Non saranno al livello dei fantomatici “cerchi nel grano” ma, in modo del tutto simile, affascinano e incuriosiscono da anni i botanici terrestri: si tratta di un altro tipo di “cerchi”, quelli delle fate. Un curioso fenomeno naturale il quale, in modi differenti, si manifesta nei deserti della Namibia e in quelli australiani. Di per sé non si tratterebbe di nulla di eccezionale, almeno visivamente: i cerchi delle fate, infatti, sono dei ciuffi d’erba (appartenenti al genere stipagrostis) che, in modo straordinariamente preciso, formano dei veri e propri anelli verdi sul suolo arido delle savane, di grandezza e distanza variabile, racchiudendo al loro interno uno spazio brullo. Osservata dall’alto, questa particolare circostanza si mostra in tutta la sua bellezza, dando la sensazione di intere distese puntellate da gocce di pioggia cadute sulla sabbia. Ma cosa c’è alla base dei cerchi delle fate? Finora se ne è dibattuto, qualche ipotesi è stata formulata ma, in realtà, vere e proprie soluzioni non sono mai state fornite.

Una doppia ipotesi

A formularne una nuova, forse quella definitiva, ci ha pensato una ricerca condotta da un gruppo di studiosi dell’Università di Strathclyde e pubblicata sulla rivista scientifica “Nature”. Prima di questa, erano principalmente due le teorie più accreditate, una delle quali attribuiva il “merito” di tali formazioni all’attività sotterranea delle termiti che, mangiucchiando le radici delle piante, contribuivano a conferire la caratteristica forma circolare. La seconda, invece, sosteneva come fossero in realtà le stesse piante a possedere una sofisticata organizzazione a livello ambientale. Nessuna delle due, però, ha mai convinto fino in fondo: alla prima, ad esempio, veniva contestata una sorta di “univocità namibiana” poiché, al di sotto dei cerchi australiani, non sono mai state riscontrate colonie di termiti.

Combinazione vincente

Ora, secondo quanto emerso dall’analisi dei ricercatori dell’università scozzese, la soluzione del mistero sarebbe da ricercare non in una delle singole teorie, ma nella loro combinazione. Nel caso della Namibia, è provato che le termiti mangiano effettivamente le radici nel sottosuolo, provocando la distruzione della vegetazione di superficie e i cerchi d’erba, segnerebbero la linea di demarcazione tra una colonia e l’altra: “Se due colonie della medesima dimensione vengono a contatto tra loro preferiscono definire un confine, invece di distruggersi”, ha spiegato Korina Tarnita, una delle ricercatrici. Nel caso dell’Australia, invece, pur in assenza degli insetti, risulta importante la tipologia di pianta presente: alcune di queste, infatti, costrette a crescere in zone particolarmente aride hanno imparato a sopraffare specie più deboli, letteralmente “rubando” terreno con le loro radici. In questo modo, progressivamente, la terra in superficie tende ad asciugarsi, mantenendo però una certa quantità di umidità interna, fondamentale per la sopravvivenza della pianta la quale, man mano, andrà ad attorniare la porzione soprastante: “I cerchi delle fate – ha concluso Tarnita – ci ricordano il delicato equilibro delle interazioni necessarie al sostentamento degli ecosistemi”.

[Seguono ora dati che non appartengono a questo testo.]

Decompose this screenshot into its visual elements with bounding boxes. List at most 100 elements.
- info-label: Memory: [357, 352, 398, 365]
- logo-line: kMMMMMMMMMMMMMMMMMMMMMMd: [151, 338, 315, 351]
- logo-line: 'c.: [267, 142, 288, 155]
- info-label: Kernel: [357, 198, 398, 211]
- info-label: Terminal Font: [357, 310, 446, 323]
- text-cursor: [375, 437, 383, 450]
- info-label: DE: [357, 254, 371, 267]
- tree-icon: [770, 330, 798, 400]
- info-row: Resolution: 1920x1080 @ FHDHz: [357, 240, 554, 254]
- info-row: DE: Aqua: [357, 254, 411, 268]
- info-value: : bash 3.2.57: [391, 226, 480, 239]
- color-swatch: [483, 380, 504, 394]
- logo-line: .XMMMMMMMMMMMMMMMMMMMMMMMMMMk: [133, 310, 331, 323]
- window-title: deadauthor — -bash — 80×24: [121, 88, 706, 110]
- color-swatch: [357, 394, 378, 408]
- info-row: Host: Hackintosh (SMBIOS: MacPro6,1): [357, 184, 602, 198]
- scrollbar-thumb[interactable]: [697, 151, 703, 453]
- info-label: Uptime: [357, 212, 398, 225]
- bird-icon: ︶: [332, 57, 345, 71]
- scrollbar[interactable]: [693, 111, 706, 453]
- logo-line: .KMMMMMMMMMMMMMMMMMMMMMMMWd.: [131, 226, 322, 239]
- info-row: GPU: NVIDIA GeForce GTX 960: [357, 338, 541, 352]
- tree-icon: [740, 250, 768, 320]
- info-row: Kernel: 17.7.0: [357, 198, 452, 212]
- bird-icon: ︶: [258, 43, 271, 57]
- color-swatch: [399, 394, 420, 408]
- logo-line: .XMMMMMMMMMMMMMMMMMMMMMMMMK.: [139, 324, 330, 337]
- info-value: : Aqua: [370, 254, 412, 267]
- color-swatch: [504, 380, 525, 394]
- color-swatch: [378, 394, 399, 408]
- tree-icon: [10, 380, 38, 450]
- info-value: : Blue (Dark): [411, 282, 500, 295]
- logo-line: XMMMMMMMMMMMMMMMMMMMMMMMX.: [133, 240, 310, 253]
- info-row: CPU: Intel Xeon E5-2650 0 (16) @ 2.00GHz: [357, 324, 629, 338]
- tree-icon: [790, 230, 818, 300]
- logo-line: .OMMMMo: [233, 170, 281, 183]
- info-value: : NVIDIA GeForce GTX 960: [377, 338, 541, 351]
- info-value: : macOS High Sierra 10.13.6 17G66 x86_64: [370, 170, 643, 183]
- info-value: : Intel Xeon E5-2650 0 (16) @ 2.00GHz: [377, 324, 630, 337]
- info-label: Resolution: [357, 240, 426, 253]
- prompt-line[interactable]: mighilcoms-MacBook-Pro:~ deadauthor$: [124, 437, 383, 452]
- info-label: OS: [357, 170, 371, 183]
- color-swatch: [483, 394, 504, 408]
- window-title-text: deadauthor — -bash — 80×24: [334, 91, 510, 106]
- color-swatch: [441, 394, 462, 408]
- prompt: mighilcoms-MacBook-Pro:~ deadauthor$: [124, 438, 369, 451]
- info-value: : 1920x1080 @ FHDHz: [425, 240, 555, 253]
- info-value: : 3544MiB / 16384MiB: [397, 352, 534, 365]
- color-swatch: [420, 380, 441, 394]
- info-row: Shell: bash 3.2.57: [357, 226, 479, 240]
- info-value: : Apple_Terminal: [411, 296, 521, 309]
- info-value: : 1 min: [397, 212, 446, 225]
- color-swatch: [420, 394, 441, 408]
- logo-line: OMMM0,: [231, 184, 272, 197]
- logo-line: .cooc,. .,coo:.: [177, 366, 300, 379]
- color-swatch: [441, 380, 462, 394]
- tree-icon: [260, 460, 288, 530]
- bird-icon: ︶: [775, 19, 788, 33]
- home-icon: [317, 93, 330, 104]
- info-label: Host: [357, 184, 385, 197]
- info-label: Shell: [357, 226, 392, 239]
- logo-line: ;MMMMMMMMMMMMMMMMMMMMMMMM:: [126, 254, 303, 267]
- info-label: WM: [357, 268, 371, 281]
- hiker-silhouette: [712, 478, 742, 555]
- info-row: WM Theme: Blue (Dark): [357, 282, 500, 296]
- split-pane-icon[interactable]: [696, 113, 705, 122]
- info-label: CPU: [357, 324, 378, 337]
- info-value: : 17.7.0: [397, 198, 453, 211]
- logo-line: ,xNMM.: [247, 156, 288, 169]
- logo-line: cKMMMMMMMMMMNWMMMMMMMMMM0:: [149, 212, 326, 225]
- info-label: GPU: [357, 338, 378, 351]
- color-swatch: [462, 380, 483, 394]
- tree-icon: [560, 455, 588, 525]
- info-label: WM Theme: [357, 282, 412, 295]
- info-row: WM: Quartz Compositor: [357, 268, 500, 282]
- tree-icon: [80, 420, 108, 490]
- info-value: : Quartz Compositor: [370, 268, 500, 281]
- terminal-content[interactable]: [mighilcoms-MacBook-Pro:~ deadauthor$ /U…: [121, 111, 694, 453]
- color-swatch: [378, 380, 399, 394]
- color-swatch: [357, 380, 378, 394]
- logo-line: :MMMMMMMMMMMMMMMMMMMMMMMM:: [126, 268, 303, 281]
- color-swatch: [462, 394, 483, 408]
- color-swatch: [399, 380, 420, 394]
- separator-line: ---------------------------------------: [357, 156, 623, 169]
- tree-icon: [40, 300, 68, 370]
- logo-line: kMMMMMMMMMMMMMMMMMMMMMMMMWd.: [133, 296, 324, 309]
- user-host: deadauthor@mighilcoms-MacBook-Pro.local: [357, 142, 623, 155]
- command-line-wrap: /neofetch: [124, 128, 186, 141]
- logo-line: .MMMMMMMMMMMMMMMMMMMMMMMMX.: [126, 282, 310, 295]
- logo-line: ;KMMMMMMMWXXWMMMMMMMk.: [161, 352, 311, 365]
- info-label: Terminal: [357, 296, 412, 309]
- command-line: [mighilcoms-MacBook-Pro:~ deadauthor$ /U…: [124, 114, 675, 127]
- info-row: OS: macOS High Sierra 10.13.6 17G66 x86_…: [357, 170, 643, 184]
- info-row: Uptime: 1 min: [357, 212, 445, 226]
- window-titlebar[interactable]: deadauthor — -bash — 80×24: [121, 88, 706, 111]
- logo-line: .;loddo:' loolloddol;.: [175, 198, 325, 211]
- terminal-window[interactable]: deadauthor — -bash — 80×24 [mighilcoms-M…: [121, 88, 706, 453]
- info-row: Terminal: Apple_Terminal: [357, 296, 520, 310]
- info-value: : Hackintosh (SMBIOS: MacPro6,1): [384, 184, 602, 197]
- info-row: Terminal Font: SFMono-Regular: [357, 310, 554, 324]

Ovviamente esistono ancora dei punti oscuri e, tra l’altro, la ricerca è stata finora condotta esclusivamente in ambito di laboratorio. Di certo, però, la nuova ipotesi “combinata” risulta perlomeno plausibile. Ciò non toglie, al netto di ogni possibile scoperta, il fascino delle credenze popolari legate ai “cerchi” che, in qualche modo, hanno contribuito ad alimentarne il mistero e la bellezza.